Enabling people with a physical or cognitive disability to participate in society as independently and meaningfully as possible by smartly making use of new technology.

This is the motivation that underlies our work. We put the patient and his or her carer first and investigate what is necessary to improve their situation. We therefore investigate which technology provides advantages for which group of patients and under which conditions, and we also explore what needs to happen before that technology can actually be put to use in clinical practice.

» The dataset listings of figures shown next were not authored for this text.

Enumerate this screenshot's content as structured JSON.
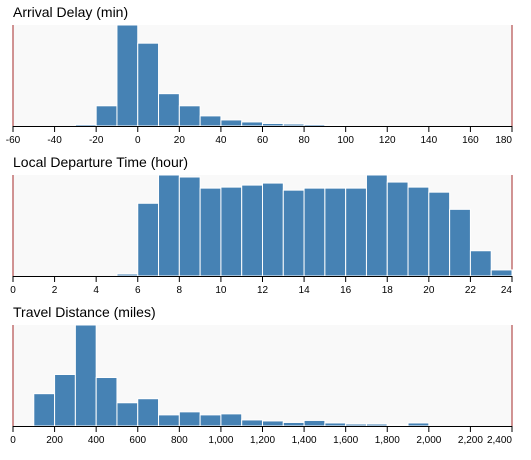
{
  "colors": {
    "bar": "#4682b4",
    "plot_background": "#f9f9f9",
    "brush_edge": "#a52a2a"
  },
  "chart_data": [
    {
      "type": "bar",
      "title": "Arrival Delay (min)",
      "bin_width": 10,
      "bins": [
        -30,
        -20,
        -10,
        0,
        10,
        20,
        30,
        40,
        50,
        60,
        70,
        80,
        90
      ],
      "values": [
        1.5,
        20,
        100,
        82,
        32,
        20,
        10,
        6,
        4,
        2.5,
        2,
        1.5,
        1
      ],
      "xlim": [
        -60,
        180
      ],
      "ticks": [
        -60,
        -40,
        -20,
        0,
        20,
        40,
        60,
        80,
        100,
        120,
        140,
        160,
        180
      ],
      "tick_labels": [
        "-60",
        "-40",
        "-20",
        "0",
        "20",
        "40",
        "60",
        "80",
        "100",
        "120",
        "140",
        "160",
        "180"
      ],
      "ylim": [
        0,
        100
      ],
      "grid": false
    },
    {
      "type": "bar",
      "title": "Local Departure Time (hour)",
      "bin_width": 1,
      "bins": [
        5,
        6,
        7,
        8,
        9,
        10,
        11,
        12,
        13,
        14,
        15,
        16,
        17,
        18,
        19,
        20,
        21,
        22,
        23
      ],
      "values": [
        2,
        72,
        100,
        98,
        87,
        88,
        90,
        92,
        85,
        87,
        87,
        87,
        100,
        93,
        88,
        83,
        66,
        25,
        6
      ],
      "xlim": [
        0,
        24
      ],
      "ticks": [
        0,
        2,
        4,
        6,
        8,
        10,
        12,
        14,
        16,
        18,
        20,
        22,
        24
      ],
      "tick_labels": [
        "0",
        "2",
        "4",
        "6",
        "8",
        "10",
        "12",
        "14",
        "16",
        "18",
        "20",
        "22",
        "24"
      ],
      "ylim": [
        0,
        100
      ],
      "grid": false
    },
    {
      "type": "bar",
      "title": "Travel Distance (miles)",
      "bin_width": 100,
      "bins": [
        100,
        200,
        300,
        400,
        500,
        600,
        700,
        800,
        900,
        1000,
        1100,
        1200,
        1300,
        1400,
        1500,
        1600,
        1700,
        1800,
        1900
      ],
      "values": [
        32,
        51,
        100,
        48,
        23,
        27,
        11,
        14,
        11,
        12,
        6,
        5,
        3.5,
        5.5,
        3,
        2,
        2,
        1,
        3
      ],
      "xlim": [
        0,
        2400
      ],
      "ticks": [
        0,
        200,
        400,
        600,
        800,
        1000,
        1200,
        1400,
        1600,
        1800,
        2000,
        2200,
        2400
      ],
      "tick_labels": [
        "0",
        "200",
        "400",
        "600",
        "800",
        "1,000",
        "1,200",
        "1,400",
        "1,600",
        "1,800",
        "2,000",
        "2,200",
        "2,400"
      ],
      "ylim": [
        0,
        100
      ],
      "grid": false
    }
  ]
}
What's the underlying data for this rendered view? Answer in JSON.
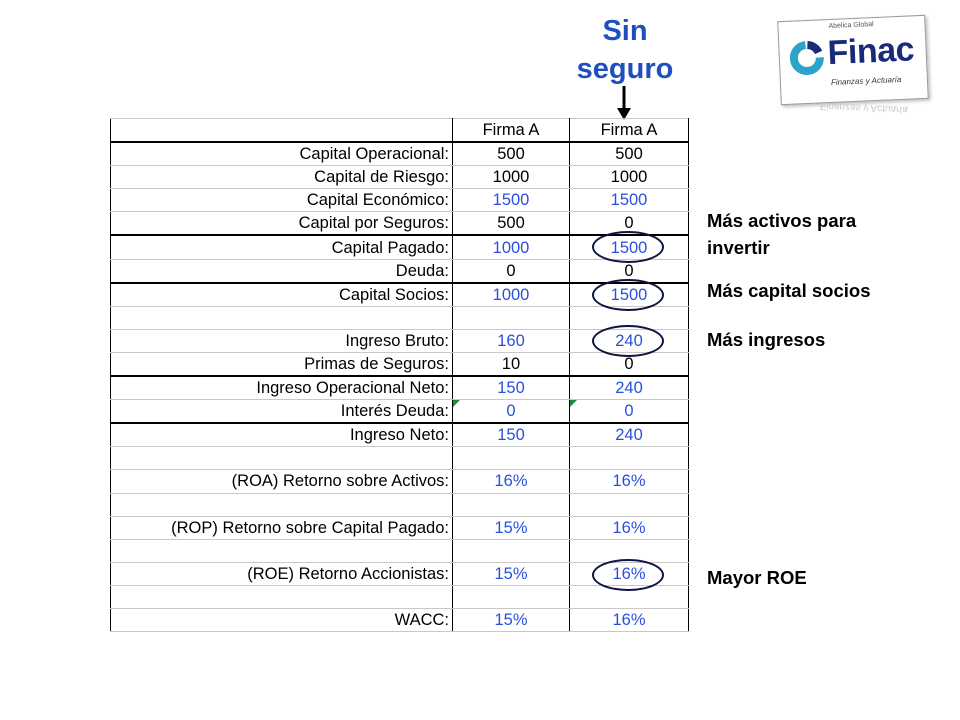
{
  "title": "Sin seguro",
  "logo": {
    "superscript": "Abelica Global",
    "wordmark": "Finac",
    "tagline": "Finanzas y Actuaría",
    "colors": {
      "wordmark": "#1a2a7a",
      "ring": "#2aa4c8"
    }
  },
  "table": {
    "headers": [
      "Firma A",
      "Firma A"
    ],
    "rows": [
      {
        "label": "Capital Operacional:",
        "a": "500",
        "b": "500",
        "color": "black",
        "thick": false
      },
      {
        "label": "Capital de Riesgo:",
        "a": "1000",
        "b": "1000",
        "color": "black",
        "thick": false
      },
      {
        "label": "Capital Económico:",
        "a": "1500",
        "b": "1500",
        "color": "blue",
        "thick": false
      },
      {
        "label": "Capital por Seguros:",
        "a": "500",
        "b": "0",
        "color": "black",
        "thick": false
      },
      {
        "label": "Capital Pagado:",
        "a": "1000",
        "b": "1500",
        "color": "blue",
        "thick": true
      },
      {
        "label": "Deuda:",
        "a": "0",
        "b": "0",
        "color": "black",
        "thick": false
      },
      {
        "label": "Capital Socios:",
        "a": "1000",
        "b": "1500",
        "color": "blue",
        "thick": true
      },
      {
        "label": "",
        "a": "",
        "b": "",
        "color": "black",
        "thick": false
      },
      {
        "label": "Ingreso Bruto:",
        "a": "160",
        "b": "240",
        "color": "blue",
        "thick": false
      },
      {
        "label": "Primas de Seguros:",
        "a": "10",
        "b": "0",
        "color": "black",
        "thick": false
      },
      {
        "label": "Ingreso Operacional Neto:",
        "a": "150",
        "b": "240",
        "color": "blue",
        "thick": true
      },
      {
        "label": "Interés Deuda:",
        "a": "0",
        "b": "0",
        "color": "blue",
        "thick": false,
        "marker": true
      },
      {
        "label": "Ingreso Neto:",
        "a": "150",
        "b": "240",
        "color": "blue",
        "thick": true
      },
      {
        "label": "",
        "a": "",
        "b": "",
        "color": "black",
        "thick": false
      },
      {
        "label": "(ROA) Retorno sobre Activos:",
        "a": "16%",
        "b": "16%",
        "color": "blue",
        "thick": false
      },
      {
        "label": "",
        "a": "",
        "b": "",
        "color": "black",
        "thick": false
      },
      {
        "label": "(ROP) Retorno sobre Capital Pagado:",
        "a": "15%",
        "b": "16%",
        "color": "blue",
        "thick": false
      },
      {
        "label": "",
        "a": "",
        "b": "",
        "color": "black",
        "thick": false
      },
      {
        "label": "(ROE) Retorno Accionistas:",
        "a": "15%",
        "b": "16%",
        "color": "blue",
        "thick": false
      },
      {
        "label": "",
        "a": "",
        "b": "",
        "color": "black",
        "thick": false
      },
      {
        "label": "WACC:",
        "a": "15%",
        "b": "16%",
        "color": "blue",
        "thick": false
      }
    ]
  },
  "annotations": {
    "activos": "Más activos para invertir",
    "socios": "Más capital socios",
    "ingresos": "Más ingresos",
    "roe": "Mayor ROE"
  }
}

Our approach to care has to change. A growing number of people have a chronic condition, whereas the number of healthcare staff is decreasing. Sustainable solutions for the future must make effective use of healthcare capacity, and support patients as much as possible during their daily activities in their own surroundings.

Technology can play a role in this. Take, for example, telemedicine solutions, which can be used to monitor people at home, gain insight into their functioning, and provide them with tips about how they can facilitate their well-being. Another example is the use of smart ortheses or prostheses, which not only support an affected part of the body, but can also adapt to the changing capacities of the wearer and thus play a role in the recovery process.

A society in which people with disabilities can optimally participate as independently as possible and in which care for the chronically ill remains affordable. That is the ideal for which we conduct research and work on scientifically based and clinically proven products and services that are matched to the wishes and requirements of users.